Modern history is replete with success stories of nonviolent activists leading the charge against colonization and or racial segregation in their country. Such icons include household names like Mahatma Gandhi, Martin Luther King and Nelson Mandela. Through their various heroics, singularized by a striking refusal to resort to violence, they have indeed deservedly reached national and international prominence.

Without, questioning the impact of their action and the potency of nonviolent strategy as a tool for resistance against economic and political exploitation, I argue against the romanticization, epicization or basic glamorization in the portrayals of freedom fighters labeled « peaceful » such as former South African president Nelson Mandela in media, documentaries, historical accounts and the public sphere in general.

Indeed, Mandela has seen whole portions of his personal history discreetly fall into oblivion.

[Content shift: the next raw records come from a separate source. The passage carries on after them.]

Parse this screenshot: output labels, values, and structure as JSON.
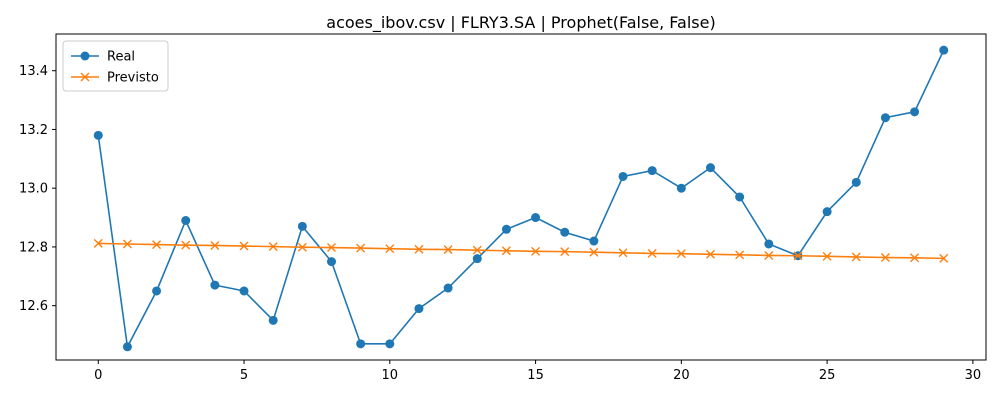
{
  "chart_data": {
    "type": "line",
    "title": "acoes_ibov.csv | FLRY3.SA | Prophet(False, False)",
    "xlabel": "",
    "ylabel": "",
    "xlim": [
      -1.45,
      30.45
    ],
    "ylim": [
      12.415,
      13.525
    ],
    "xticks": [
      0,
      5,
      10,
      15,
      20,
      25,
      30
    ],
    "yticks": [
      12.6,
      12.8,
      13.0,
      13.2,
      13.4
    ],
    "ytick_labels": [
      "12.6",
      "12.8",
      "13.0",
      "13.2",
      "13.4"
    ],
    "grid": false,
    "legend_position": "upper-left",
    "x": [
      0,
      1,
      2,
      3,
      4,
      5,
      6,
      7,
      8,
      9,
      10,
      11,
      12,
      13,
      14,
      15,
      16,
      17,
      18,
      19,
      20,
      21,
      22,
      23,
      24,
      25,
      26,
      27,
      28,
      29
    ],
    "series": [
      {
        "name": "Real",
        "color": "#1f77b4",
        "marker": "circle",
        "values": [
          13.18,
          12.46,
          12.65,
          12.89,
          12.67,
          12.65,
          12.55,
          12.87,
          12.75,
          12.47,
          12.47,
          12.59,
          12.66,
          12.76,
          12.86,
          12.9,
          12.85,
          12.82,
          13.04,
          13.06,
          13.0,
          13.07,
          12.97,
          12.81,
          12.77,
          12.92,
          13.02,
          13.24,
          13.26,
          13.47
        ]
      },
      {
        "name": "Previsto",
        "color": "#ff7f0e",
        "marker": "x",
        "values": [
          12.812,
          12.81,
          12.808,
          12.806,
          12.805,
          12.803,
          12.801,
          12.799,
          12.798,
          12.796,
          12.794,
          12.792,
          12.791,
          12.789,
          12.787,
          12.785,
          12.784,
          12.782,
          12.78,
          12.778,
          12.777,
          12.775,
          12.773,
          12.771,
          12.77,
          12.768,
          12.766,
          12.764,
          12.763,
          12.761
        ]
      }
    ]
  }
}
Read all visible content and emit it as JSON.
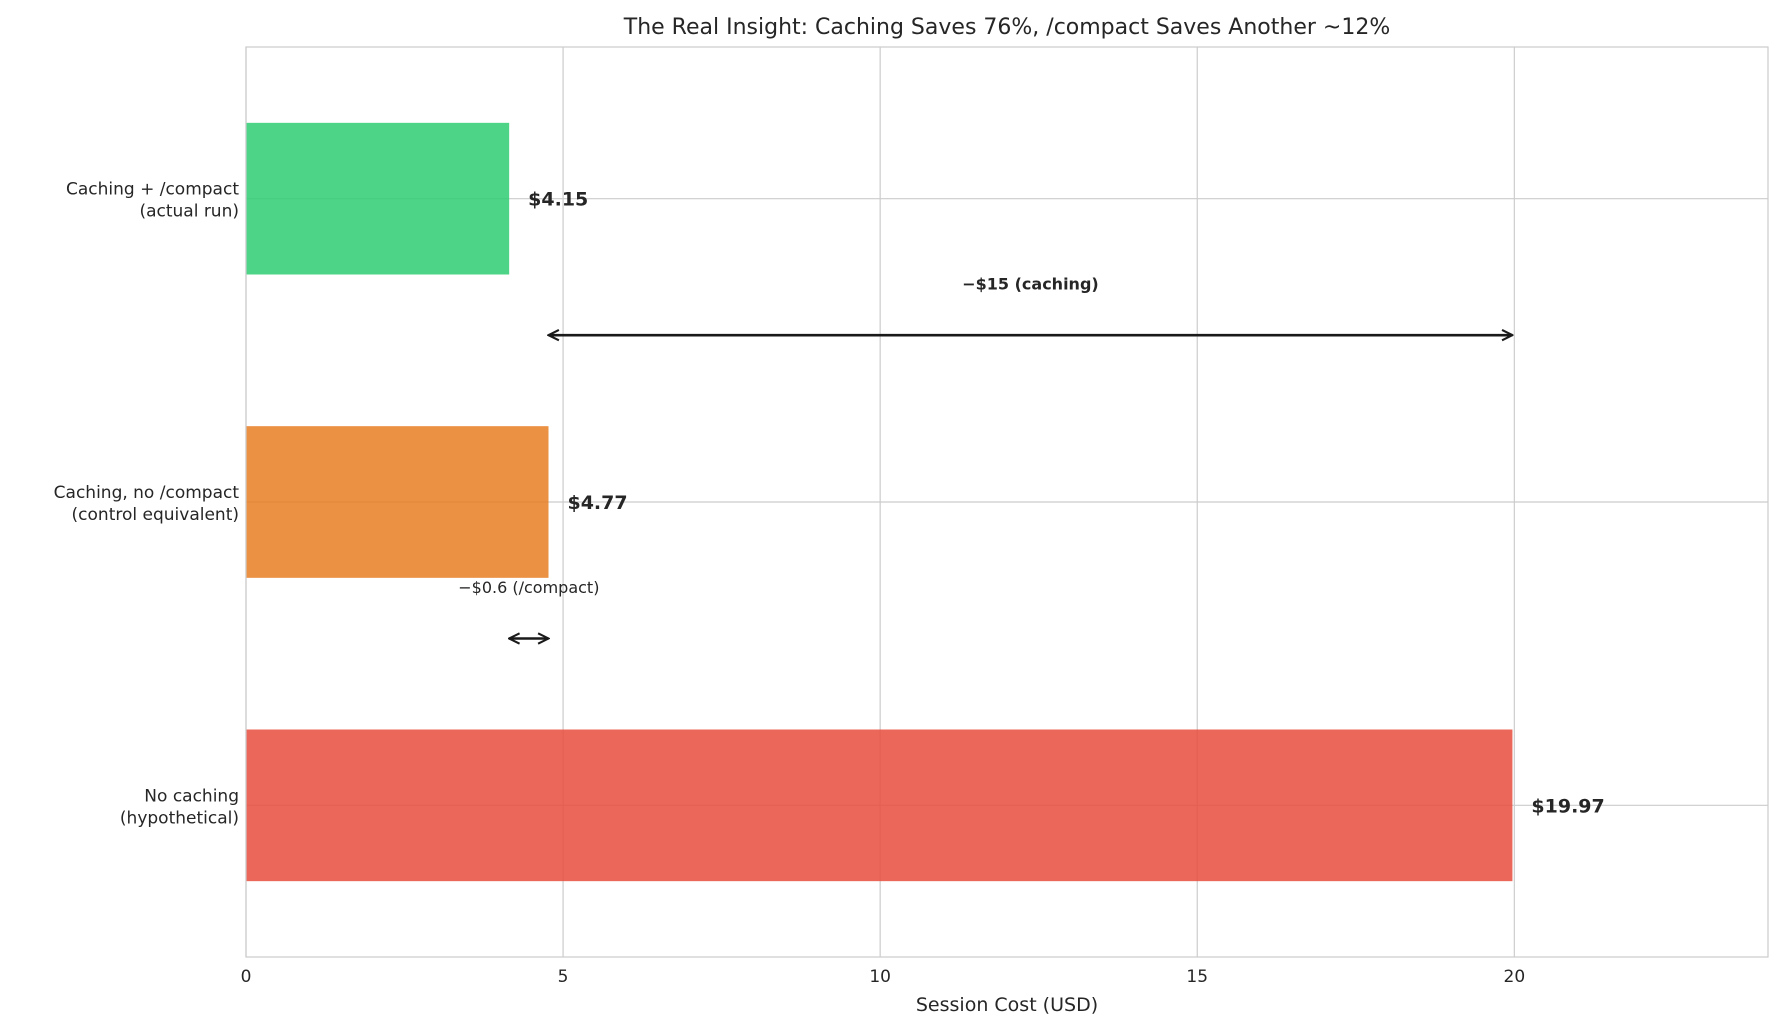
{
  "chart_data": {
    "type": "bar",
    "orientation": "horizontal",
    "title": "The Real Insight: Caching Saves 76%, /compact Saves Another ~12%",
    "xlabel": "Session Cost (USD)",
    "ylabel": "",
    "xlim": [
      0,
      24
    ],
    "xticks": [
      0,
      5,
      10,
      15,
      20
    ],
    "grid": true,
    "categories": [
      [
        "No caching",
        "(hypothetical)"
      ],
      [
        "Caching, no /compact",
        "(control equivalent)"
      ],
      [
        "Caching + /compact",
        "(actual run)"
      ]
    ],
    "values": [
      19.97,
      4.77,
      4.15
    ],
    "value_labels": [
      "$19.97",
      "$4.77",
      "$4.15"
    ],
    "colors": [
      "#e74c3c",
      "#e67e22",
      "#2ecc71"
    ],
    "annotations": [
      {
        "text": "−$15 (caching)",
        "from": 4.77,
        "to": 19.97,
        "between": [
          1,
          2
        ],
        "bold": true
      },
      {
        "text": "−$0.6 (/compact)",
        "from": 4.15,
        "to": 4.77,
        "between": [
          0,
          1
        ],
        "bold": false
      }
    ]
  }
}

The public knows the smiling elderly man, beaming with unconditional love, but do they know Mandela the tough lawyer, the boxer and the military trained terrorist together with the complicated ways in which, for instance, the Truth and Reconciliation Commission (TRC) he championed at the end of the apartheid system might have actually been the only alternative to the civil war legal retribution for the perpetrators would very likely have plunged the country into.

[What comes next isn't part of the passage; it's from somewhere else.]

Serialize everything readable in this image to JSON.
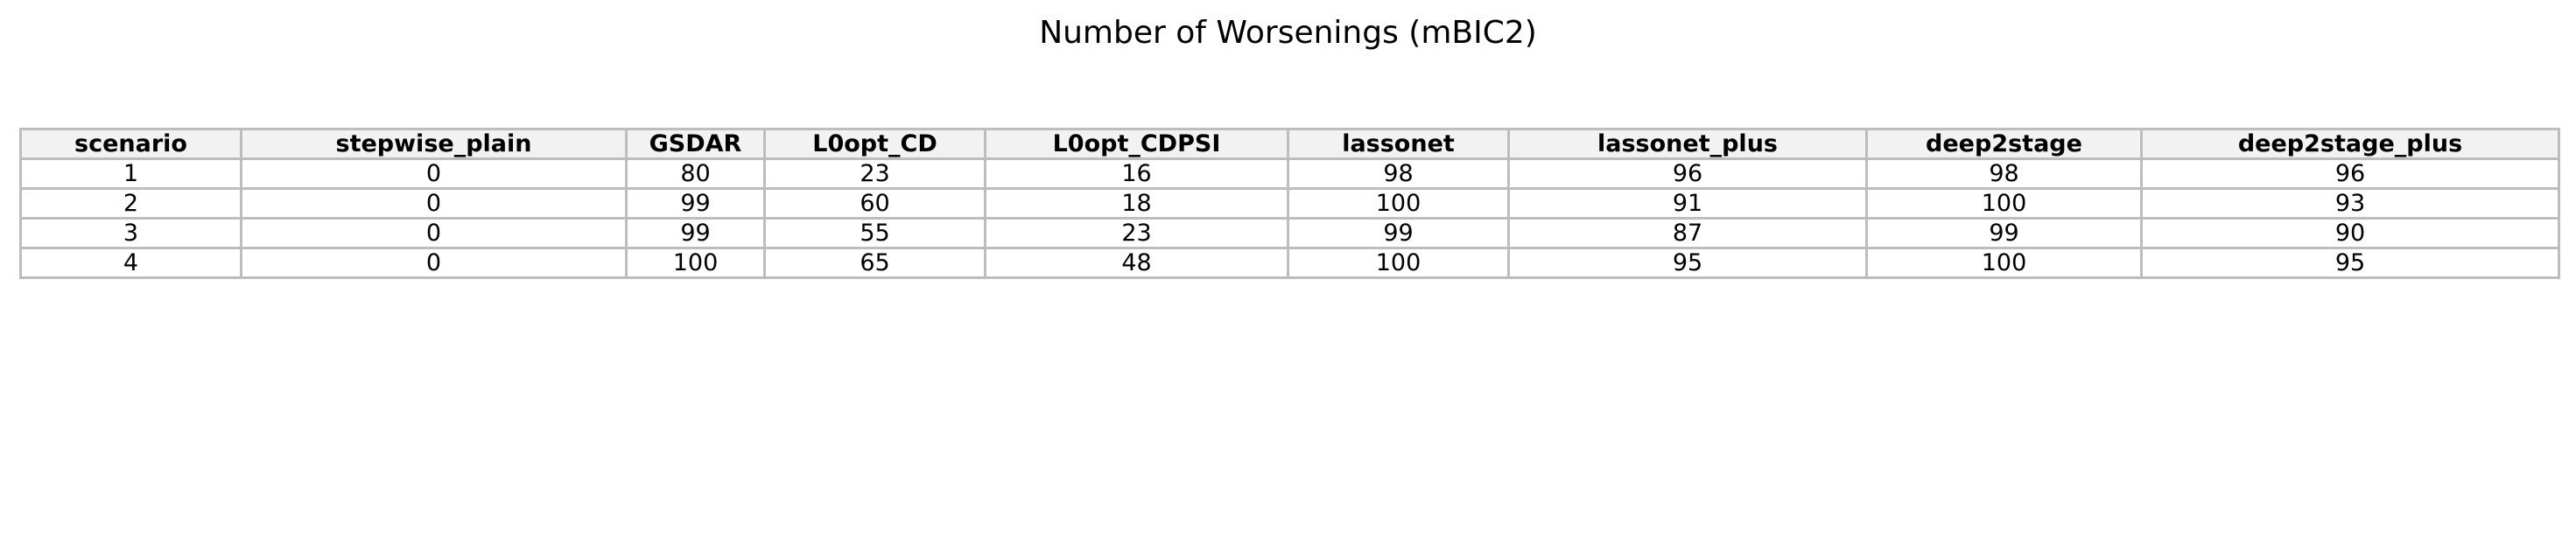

As Mandela indicates in his biography, he had become wary of the limits of the use of nonviolence in a so close knit and overpowering system of domination and exploitation such as South Africa’s that he decided to explore other means of action including the use of explosives in actions of sabotage. Mandela, hence became an active member of the military wing of the ANC Umkhonto we Sizwe, which means the “Spear of the Nation”. He underwent military training outside the country but his career in sabotage and terrorism was cut short by his arrest and trial.

Such important facts, even though they do not stick to the image generally projected, must never be obliterated for the sake of producing the conventional and stereotypical biographical narrative of the freedom fighter.